Unfortunately, John Snow, who was one of the more forward thinking surgeons of his time being one of the first to champion the use of chloroform, didn't live to see why his theory about cholera being linked to water was correct. Snow died in 1858 as the result of a stroke, three years before germs were discovered.
Friday 2 January 2009
Queen Victoria was never meant to be Queen of Britain. Born to the Duke of Kent on 24th May 1819 she was the fourth in line to the throne. Needless to say, Victoria's birth did not send shock waves through the country. The most that was expected of her was to make a good marriage.
However, Victoria was born during a time when the Royal Family were experiencing a succession crisis. George III's five surviving daughters and seven sons were middle aged and had had only one legitimate heir between them by 1817. The legitimate heir was Princess Charlotte-the whole country were pinning all their hopes on her producing a male heir. When Princess Charlotte and her hubby, Prince Leopold of Saxe-Coburg, were expecting a child the country breathed a sigh of relief. But after an extremely long and difficult labour, Charlotte produced a still born baby boy. If this was not enough bad luck for the Royal family, within hours of the birth Princess Charlotte contracted a fever and died. A wave of panic came over the Royal family and the country because of the lack of an heir.
The panic started what can only be described as a competition between the Dukes to see who could produce an heir first. The Duke of Kent (below) married Prince Leopold's sister, Victoire, and started the race to produce an heir.
Victoire soon became pregnant and the Duke of Kent was elated-he had won the race. The Prince Regent was not elated-he was so unhappy that he was determined to put a dampener on things.
The Prince Regent only allowed a handful of people to attend the christening of the new member of the royal family. The Duke and Duchess had planned to name their daughter Georgiana Charlotte Augusta Alexandrina Victoria. However, the Prince Regent, who was one of the baby's godfathers, refused to allow his own name (George) or his late daughter's name (Charlotte Augusta) to be bestowed upon this possible future queen. He announced that the baby would be named Alexandrina after her other godfather, Russian Tsar Alexander I. When Edward suggested Elizabeth as a second name, the Prince Regent shook his head and declared, "Give her the mother's name also then". Victoria was christened Alexandrina Victoria, although her mother preferred to call her Victoria.

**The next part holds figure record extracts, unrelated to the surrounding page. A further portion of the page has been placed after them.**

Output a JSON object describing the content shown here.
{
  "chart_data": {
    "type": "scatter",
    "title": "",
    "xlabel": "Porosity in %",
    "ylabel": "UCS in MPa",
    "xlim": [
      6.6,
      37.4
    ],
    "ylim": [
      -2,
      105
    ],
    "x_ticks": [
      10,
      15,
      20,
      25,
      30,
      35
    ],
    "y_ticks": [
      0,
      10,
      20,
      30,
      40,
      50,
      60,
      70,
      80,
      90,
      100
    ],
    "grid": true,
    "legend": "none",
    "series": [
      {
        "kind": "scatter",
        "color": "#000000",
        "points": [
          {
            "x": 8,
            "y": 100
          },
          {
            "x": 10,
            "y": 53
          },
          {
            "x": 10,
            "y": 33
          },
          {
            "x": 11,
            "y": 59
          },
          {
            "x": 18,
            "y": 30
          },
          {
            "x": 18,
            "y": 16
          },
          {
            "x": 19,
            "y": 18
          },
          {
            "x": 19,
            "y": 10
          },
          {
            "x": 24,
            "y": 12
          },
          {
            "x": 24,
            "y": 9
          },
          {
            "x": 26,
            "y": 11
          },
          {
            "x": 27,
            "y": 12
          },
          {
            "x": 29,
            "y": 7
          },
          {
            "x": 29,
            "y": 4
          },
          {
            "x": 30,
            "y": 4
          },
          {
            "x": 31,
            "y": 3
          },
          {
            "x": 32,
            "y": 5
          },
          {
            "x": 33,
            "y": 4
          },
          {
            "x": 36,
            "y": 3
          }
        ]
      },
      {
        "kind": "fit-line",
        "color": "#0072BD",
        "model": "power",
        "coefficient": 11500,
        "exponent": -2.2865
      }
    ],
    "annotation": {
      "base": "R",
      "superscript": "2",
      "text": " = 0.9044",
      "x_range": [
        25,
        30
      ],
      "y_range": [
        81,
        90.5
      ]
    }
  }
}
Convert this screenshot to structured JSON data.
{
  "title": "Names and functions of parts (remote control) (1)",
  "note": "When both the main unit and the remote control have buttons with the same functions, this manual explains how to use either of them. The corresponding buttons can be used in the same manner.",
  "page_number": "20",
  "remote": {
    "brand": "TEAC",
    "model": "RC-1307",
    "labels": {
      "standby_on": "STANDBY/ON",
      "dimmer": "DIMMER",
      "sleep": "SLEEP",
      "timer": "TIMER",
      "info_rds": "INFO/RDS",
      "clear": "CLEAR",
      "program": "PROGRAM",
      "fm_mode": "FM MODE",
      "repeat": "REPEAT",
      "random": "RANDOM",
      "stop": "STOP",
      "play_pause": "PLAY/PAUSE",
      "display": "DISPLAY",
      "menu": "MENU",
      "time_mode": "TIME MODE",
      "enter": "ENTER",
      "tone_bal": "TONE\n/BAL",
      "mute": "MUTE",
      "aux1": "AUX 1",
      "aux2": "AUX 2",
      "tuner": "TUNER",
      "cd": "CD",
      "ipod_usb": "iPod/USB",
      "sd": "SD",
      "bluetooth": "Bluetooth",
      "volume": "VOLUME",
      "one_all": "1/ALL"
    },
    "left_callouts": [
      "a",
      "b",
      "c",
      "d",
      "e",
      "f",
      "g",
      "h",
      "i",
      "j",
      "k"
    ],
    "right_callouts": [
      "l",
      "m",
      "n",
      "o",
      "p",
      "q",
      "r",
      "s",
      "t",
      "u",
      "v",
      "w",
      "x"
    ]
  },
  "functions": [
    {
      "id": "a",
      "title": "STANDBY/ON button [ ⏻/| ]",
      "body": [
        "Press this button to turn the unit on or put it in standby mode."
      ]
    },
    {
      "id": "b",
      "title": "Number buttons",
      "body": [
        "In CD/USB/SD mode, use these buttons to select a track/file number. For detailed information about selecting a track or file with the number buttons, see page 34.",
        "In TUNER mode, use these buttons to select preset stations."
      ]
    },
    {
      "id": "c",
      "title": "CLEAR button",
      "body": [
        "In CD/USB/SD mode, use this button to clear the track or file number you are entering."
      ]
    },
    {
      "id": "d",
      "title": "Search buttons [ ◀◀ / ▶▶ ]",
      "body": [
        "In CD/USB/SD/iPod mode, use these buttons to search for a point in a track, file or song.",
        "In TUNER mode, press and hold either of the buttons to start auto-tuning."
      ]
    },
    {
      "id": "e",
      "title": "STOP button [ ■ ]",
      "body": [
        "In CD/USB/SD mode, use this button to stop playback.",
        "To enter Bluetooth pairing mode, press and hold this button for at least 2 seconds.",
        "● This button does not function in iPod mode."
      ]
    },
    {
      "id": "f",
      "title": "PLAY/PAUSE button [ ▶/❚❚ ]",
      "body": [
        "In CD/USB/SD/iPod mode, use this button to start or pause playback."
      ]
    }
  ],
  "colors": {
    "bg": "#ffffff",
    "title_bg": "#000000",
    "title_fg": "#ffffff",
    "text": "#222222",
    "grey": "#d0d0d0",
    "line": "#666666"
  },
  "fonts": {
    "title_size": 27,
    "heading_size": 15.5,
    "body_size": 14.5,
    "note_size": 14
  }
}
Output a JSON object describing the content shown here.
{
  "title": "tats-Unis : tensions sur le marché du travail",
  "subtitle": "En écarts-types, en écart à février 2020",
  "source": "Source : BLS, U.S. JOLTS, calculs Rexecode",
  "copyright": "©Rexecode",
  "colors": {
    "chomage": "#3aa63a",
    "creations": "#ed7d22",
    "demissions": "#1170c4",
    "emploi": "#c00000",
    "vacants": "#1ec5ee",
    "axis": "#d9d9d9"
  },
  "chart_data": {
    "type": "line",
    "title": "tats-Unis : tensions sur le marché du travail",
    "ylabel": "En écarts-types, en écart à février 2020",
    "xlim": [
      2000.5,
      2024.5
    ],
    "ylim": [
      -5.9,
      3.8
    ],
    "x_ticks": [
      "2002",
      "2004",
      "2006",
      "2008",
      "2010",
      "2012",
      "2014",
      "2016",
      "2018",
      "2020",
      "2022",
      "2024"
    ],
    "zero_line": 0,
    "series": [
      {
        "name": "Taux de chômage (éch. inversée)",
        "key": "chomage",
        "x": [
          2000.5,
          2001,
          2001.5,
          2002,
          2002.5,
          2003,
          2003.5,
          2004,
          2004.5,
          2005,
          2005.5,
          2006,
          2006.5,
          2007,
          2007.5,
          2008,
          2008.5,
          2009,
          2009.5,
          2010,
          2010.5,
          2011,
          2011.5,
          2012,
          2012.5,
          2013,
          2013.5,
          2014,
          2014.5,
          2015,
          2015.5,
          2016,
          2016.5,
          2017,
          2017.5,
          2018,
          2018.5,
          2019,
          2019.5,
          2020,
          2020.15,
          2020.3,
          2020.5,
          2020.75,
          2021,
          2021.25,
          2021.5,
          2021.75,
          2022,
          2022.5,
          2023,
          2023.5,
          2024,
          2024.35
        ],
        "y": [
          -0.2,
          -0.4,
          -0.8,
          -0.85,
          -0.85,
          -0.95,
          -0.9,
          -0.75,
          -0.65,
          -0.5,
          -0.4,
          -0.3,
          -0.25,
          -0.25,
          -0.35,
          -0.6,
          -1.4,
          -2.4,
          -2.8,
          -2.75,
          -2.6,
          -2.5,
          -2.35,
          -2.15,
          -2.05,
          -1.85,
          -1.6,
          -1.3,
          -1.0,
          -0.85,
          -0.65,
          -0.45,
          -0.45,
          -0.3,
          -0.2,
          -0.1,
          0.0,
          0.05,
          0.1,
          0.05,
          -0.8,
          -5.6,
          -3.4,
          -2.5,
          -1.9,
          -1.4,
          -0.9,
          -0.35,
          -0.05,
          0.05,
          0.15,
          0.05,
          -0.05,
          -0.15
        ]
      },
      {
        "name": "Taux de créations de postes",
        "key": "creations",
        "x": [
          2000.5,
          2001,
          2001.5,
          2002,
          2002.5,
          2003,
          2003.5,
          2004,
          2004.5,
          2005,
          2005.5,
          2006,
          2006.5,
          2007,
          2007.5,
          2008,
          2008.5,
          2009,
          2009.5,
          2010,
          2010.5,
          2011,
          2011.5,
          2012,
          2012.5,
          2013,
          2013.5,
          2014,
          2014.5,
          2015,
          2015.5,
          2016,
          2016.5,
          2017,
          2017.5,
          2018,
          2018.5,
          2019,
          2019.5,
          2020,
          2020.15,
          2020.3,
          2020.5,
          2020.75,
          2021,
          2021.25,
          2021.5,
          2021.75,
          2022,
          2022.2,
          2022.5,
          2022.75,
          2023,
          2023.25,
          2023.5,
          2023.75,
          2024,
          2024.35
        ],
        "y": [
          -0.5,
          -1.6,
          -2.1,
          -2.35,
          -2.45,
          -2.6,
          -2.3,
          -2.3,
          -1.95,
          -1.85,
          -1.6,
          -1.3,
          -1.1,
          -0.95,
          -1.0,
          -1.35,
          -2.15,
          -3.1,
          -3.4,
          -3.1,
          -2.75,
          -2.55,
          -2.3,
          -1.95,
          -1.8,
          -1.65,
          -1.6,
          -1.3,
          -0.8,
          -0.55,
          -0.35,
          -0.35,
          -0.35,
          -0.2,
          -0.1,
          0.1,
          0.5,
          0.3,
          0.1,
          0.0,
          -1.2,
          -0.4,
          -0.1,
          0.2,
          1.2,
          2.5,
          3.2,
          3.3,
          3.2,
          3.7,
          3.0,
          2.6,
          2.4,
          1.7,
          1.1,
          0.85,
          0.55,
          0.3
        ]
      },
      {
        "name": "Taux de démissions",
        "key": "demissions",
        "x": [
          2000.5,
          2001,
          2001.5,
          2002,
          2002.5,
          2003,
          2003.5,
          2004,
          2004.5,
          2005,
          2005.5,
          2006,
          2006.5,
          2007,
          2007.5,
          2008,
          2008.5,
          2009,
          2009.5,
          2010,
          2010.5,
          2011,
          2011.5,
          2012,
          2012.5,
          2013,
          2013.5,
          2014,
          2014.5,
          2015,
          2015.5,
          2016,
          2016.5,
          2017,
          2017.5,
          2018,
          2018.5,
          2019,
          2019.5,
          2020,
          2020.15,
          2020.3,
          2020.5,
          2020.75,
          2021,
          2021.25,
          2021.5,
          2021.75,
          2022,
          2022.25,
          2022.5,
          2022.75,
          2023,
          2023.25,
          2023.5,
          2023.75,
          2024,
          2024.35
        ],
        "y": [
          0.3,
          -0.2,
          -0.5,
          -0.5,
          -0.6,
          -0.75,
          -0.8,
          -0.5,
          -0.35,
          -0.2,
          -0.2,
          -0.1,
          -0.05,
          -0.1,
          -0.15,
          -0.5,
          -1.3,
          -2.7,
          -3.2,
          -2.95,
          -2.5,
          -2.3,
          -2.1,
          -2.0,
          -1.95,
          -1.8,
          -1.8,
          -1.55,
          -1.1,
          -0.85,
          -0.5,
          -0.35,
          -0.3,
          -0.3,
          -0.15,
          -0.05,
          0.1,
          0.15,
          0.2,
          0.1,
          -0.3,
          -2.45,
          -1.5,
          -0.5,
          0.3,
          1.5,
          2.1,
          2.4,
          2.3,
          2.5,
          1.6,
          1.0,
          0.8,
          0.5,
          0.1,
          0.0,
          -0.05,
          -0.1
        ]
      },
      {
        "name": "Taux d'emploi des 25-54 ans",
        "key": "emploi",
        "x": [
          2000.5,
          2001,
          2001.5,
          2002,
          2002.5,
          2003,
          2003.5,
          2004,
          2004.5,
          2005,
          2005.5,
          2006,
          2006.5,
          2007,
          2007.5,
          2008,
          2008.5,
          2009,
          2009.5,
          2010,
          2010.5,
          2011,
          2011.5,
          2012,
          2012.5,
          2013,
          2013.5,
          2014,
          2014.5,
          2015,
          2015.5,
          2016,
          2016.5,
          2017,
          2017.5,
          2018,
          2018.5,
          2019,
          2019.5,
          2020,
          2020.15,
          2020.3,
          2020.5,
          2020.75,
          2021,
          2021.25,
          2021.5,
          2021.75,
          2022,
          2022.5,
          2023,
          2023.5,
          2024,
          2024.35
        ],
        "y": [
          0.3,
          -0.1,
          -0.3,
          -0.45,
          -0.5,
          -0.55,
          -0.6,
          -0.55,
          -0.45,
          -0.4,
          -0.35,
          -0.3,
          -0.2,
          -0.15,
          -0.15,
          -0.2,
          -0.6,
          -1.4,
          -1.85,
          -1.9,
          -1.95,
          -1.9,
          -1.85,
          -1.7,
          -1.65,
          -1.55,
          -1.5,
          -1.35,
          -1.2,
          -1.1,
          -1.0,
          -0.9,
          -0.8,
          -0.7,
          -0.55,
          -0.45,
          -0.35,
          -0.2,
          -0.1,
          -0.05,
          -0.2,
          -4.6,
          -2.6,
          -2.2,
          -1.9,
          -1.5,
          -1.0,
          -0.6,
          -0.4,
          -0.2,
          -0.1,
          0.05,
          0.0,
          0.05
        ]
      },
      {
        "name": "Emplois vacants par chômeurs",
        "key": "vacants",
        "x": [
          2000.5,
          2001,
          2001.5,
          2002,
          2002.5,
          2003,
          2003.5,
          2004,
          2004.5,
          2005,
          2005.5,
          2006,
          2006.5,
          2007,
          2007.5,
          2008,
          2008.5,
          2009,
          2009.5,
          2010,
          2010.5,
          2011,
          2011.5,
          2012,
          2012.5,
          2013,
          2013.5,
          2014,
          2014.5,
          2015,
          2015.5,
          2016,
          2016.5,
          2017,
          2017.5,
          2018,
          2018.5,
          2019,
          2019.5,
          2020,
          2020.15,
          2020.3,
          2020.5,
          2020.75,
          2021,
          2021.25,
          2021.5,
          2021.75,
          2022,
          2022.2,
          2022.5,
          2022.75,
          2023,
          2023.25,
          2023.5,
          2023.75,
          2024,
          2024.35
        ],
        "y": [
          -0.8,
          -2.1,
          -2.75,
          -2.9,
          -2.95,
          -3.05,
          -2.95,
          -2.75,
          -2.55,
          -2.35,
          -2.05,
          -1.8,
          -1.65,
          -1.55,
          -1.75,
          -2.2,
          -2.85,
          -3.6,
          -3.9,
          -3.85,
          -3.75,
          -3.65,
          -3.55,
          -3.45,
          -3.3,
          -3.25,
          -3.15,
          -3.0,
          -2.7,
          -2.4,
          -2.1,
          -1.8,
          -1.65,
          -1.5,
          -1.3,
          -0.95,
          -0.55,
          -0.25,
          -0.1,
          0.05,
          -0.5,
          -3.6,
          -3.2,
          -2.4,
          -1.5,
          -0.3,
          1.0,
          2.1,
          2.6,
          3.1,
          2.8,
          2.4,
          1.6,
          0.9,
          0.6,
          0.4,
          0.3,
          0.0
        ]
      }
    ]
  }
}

At aged 8 months, Victoria's father died after taking to his bed with a chill. This left Victoria and her mother in a dire situation. They had little money and needed help. Prince Leopold persuaded the Prince Regent to allow Victoria and her mother to live in Kensington Palace. He begrudgingly obliged. The day Victoria and the Duchess moved into Kensington Palace King George III died-the Prince Regent was crowned George IV. Victoria was now third in line to the throne.
Victoria's mother and her close friend, Sir John Conroy, were convinced that Victoria would become Queen and so made sure that they conditioned Victoria for that result. Everything Victoria did was monitored-she was seldom left alone at any time-even all of her food was tasted before she ate anything.
As Victoria grew her Uncles remained childless. The Duke of Clarence came close to producing an heir but the two daughters he had both died in infancy. When Victoria was 11 King George IV died and the 64-year-old Duke of Clarence became King William IV. Victoria was now heir to the throne of Britain. Victoria's mother began to flaunt Victoria around all over the country-her daughter was sure to be Queen!
The politicians of the day thought that the name Victoria to be unsuited for a Queen and tried to get her mother to change Victoria's name to something more suitable, like Elizabeth or Charlotte. After some thought, the Duchess refused-the thought of her daughter bearing her name as Queen was far too appealing to change. Just imagine if the Duchess had agreed to the name change-we would have no great 'Victorian Age' but something else entirely! It just would not be the same would it?